I lived my life restricted by those negative records playing in my brain, telling me stories I thought were true.
But lately I've noticed that some of the records have started to change.
Some have changed rapidly and dramatically, like the way my world was rocked by Nigel Latta's sugar expose which has transformed the way we are eating.
Others have changed so slowly and incrementally that it's only by looking back that I see how far I've come.
Instead of "I'm crap at confrontation" and letting my husband speak for me, I've begun to say to myself, "What's the worst that can happen? They can only say no..."
I've rocked up to school, asked for meetings, dealt with issues, and had conversations that have made a difference for my kids.
Another new story is, "The squeaky wheel gets the oil..." If I don't speak up for my kids, who will? Nobody, that's who.
I am now a squeaky wheel, a mum who advocates for her children. I've met with deputy principals, guidance counsellors and teachers - and boy did it feel good! I didn't even freeze.
I've changed the record to "I can do this."
[Dash's English project: a book report Conflict Chart that we worked on together: I am ENJOYING helping with homework] |
Since I've begun working again, the old record has been silenced that used to say, "What could I do as a job?

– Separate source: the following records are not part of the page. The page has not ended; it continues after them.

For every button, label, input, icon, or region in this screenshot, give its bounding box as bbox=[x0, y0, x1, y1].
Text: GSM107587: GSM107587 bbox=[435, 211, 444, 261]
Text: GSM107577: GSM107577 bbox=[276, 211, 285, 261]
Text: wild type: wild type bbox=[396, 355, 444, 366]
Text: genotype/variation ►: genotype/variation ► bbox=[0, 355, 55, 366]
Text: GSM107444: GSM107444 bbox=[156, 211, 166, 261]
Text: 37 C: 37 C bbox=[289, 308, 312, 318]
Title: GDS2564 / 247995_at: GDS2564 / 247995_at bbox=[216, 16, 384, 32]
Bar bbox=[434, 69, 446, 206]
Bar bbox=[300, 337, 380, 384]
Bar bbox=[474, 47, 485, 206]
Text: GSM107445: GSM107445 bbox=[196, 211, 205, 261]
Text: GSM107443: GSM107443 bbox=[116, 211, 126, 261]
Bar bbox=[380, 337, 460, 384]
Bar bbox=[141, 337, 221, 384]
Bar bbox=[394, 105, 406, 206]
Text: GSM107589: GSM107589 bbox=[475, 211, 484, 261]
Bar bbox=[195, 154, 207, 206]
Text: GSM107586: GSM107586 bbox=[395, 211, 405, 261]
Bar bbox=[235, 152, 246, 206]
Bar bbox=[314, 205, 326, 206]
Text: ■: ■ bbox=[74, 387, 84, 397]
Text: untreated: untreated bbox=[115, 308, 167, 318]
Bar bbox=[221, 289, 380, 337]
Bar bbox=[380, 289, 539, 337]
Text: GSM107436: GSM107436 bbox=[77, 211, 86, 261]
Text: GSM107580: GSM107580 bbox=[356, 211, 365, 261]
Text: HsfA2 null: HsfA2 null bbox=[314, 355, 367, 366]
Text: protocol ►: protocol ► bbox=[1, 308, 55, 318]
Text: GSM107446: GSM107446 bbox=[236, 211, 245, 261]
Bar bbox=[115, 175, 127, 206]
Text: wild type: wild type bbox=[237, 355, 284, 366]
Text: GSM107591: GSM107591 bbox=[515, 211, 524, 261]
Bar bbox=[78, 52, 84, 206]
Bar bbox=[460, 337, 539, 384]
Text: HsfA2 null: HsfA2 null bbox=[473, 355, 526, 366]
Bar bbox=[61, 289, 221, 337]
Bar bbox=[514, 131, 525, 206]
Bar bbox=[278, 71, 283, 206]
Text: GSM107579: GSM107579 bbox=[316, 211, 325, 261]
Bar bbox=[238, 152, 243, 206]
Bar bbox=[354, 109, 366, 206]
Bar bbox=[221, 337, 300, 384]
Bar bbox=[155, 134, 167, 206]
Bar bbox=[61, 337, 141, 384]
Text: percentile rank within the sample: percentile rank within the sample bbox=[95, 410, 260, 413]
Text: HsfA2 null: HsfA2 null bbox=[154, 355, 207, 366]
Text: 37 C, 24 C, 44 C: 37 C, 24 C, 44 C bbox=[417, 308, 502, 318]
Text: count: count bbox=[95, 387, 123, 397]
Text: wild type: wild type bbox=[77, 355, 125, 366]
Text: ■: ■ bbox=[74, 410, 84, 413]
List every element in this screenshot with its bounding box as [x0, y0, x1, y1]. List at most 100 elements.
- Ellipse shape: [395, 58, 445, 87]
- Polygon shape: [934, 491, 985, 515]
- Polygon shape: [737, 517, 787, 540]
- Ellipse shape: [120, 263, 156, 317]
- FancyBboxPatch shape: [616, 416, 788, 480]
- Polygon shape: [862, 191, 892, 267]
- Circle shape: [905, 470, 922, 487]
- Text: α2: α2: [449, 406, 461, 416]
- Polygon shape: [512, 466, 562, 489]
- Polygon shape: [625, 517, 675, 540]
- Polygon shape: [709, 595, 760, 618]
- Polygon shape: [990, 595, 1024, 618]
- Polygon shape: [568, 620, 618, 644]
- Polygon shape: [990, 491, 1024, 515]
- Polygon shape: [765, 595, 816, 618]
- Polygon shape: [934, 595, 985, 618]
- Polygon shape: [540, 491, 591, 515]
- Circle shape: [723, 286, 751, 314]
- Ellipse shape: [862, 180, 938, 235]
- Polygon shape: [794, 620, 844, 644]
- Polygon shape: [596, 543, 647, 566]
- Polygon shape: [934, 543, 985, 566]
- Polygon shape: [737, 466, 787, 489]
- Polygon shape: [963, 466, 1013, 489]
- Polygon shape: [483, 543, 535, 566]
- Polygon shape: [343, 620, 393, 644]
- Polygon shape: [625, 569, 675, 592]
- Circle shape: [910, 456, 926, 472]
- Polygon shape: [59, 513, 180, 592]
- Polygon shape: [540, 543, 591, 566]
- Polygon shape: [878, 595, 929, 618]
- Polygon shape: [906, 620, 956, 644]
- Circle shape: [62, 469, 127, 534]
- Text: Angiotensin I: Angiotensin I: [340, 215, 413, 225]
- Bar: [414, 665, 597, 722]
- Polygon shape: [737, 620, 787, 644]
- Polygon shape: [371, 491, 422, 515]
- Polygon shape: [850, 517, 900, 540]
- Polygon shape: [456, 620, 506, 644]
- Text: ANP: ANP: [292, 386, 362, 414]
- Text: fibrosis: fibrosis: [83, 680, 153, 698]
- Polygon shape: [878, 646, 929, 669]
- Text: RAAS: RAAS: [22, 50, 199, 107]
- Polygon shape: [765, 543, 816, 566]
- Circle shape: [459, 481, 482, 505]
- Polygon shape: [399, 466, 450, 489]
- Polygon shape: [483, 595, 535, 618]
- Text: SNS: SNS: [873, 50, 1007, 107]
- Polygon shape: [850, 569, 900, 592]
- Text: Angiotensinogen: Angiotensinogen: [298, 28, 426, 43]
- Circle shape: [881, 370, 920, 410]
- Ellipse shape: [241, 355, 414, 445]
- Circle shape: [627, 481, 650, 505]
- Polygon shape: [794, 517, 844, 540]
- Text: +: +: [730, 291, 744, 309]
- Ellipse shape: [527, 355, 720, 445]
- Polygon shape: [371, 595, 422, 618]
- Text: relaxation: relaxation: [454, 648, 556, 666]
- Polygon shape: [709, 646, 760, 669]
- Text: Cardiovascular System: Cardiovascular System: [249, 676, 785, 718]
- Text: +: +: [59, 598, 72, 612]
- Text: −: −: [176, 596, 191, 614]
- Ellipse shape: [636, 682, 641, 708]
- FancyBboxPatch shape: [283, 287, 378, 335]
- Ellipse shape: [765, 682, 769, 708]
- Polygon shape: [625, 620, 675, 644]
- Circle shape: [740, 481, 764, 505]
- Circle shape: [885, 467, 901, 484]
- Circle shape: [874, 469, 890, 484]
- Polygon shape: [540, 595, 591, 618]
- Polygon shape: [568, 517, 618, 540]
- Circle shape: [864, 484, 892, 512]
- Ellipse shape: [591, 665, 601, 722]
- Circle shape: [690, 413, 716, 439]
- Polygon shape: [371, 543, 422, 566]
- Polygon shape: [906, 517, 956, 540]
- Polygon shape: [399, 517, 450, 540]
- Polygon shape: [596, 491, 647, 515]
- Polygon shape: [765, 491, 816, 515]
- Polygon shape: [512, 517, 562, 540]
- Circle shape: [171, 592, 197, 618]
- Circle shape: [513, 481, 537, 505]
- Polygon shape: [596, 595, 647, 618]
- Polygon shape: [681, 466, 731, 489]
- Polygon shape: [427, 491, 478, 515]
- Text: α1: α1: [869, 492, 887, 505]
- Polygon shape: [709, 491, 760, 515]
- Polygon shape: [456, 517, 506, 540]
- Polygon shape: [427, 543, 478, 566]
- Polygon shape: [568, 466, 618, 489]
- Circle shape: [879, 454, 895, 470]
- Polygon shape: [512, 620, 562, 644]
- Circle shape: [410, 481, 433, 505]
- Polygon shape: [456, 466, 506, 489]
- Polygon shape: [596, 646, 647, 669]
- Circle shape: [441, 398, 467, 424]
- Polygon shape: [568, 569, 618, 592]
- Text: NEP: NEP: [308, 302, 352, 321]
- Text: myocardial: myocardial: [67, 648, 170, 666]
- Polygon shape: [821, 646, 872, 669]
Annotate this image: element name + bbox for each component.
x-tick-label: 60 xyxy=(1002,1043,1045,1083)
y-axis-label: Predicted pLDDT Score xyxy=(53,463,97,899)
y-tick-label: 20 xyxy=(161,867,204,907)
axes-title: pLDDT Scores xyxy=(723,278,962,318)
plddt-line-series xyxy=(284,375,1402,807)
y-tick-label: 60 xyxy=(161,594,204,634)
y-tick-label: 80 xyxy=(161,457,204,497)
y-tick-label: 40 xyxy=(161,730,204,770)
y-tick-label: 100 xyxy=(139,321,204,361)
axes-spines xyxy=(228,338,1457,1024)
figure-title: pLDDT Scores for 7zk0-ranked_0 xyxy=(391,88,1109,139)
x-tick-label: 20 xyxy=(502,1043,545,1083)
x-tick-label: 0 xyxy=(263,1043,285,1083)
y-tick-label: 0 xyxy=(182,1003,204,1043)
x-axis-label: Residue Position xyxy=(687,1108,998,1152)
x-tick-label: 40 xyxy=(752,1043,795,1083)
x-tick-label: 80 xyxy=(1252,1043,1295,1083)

I can't go back to my old career and I'm not trained for anything..."
Instead I play the joyful tune, "This job is perfect for me! All the skills I've learned as a mother are being used in this job!"
My new job as a teacher aide has also given me the skills and confidence to help my kids with their homework.
I'm not scared of homework any more. I'm a homework-capable mum.
There are so many little ways the records are changing.
Ditching the "I don't enjoy baking" script and changing it to "It's a fun challenge to find recipes that are yummy AND healthy..."
Switching out "making meals every night is a chore" and changing it to "let's try something new".
Rejecting "I'm crap at follow through" and changing it to "I HAVE to do this, I CAN do this, it's important..."
As all these little changes begin to add up, that heinous old record "I'm a useless mother; I'm not doing a very good job" is getting fainter and fainter. I hardly ever hear it any more. It's being drowned out by "I'm making progress, I love my kids, I'm doing my best for them".
It's actually shocking how much has changed in me in the last while.
I speak up, I do things that used to scare me and I've stopped telling myself "I can't".
Changing the record is changing my life by changing me.
Bit by bit.
(Now I just need to find a way to stop the record that says, "Exercise is so boring... and so sweaty! I hate the way it makes me feel." Then we'll really be getting somewhere.)
.....................
What about you? Are any of these "records" familiar to you? What are the stories you tell yourself? (tell me I'm not alone!)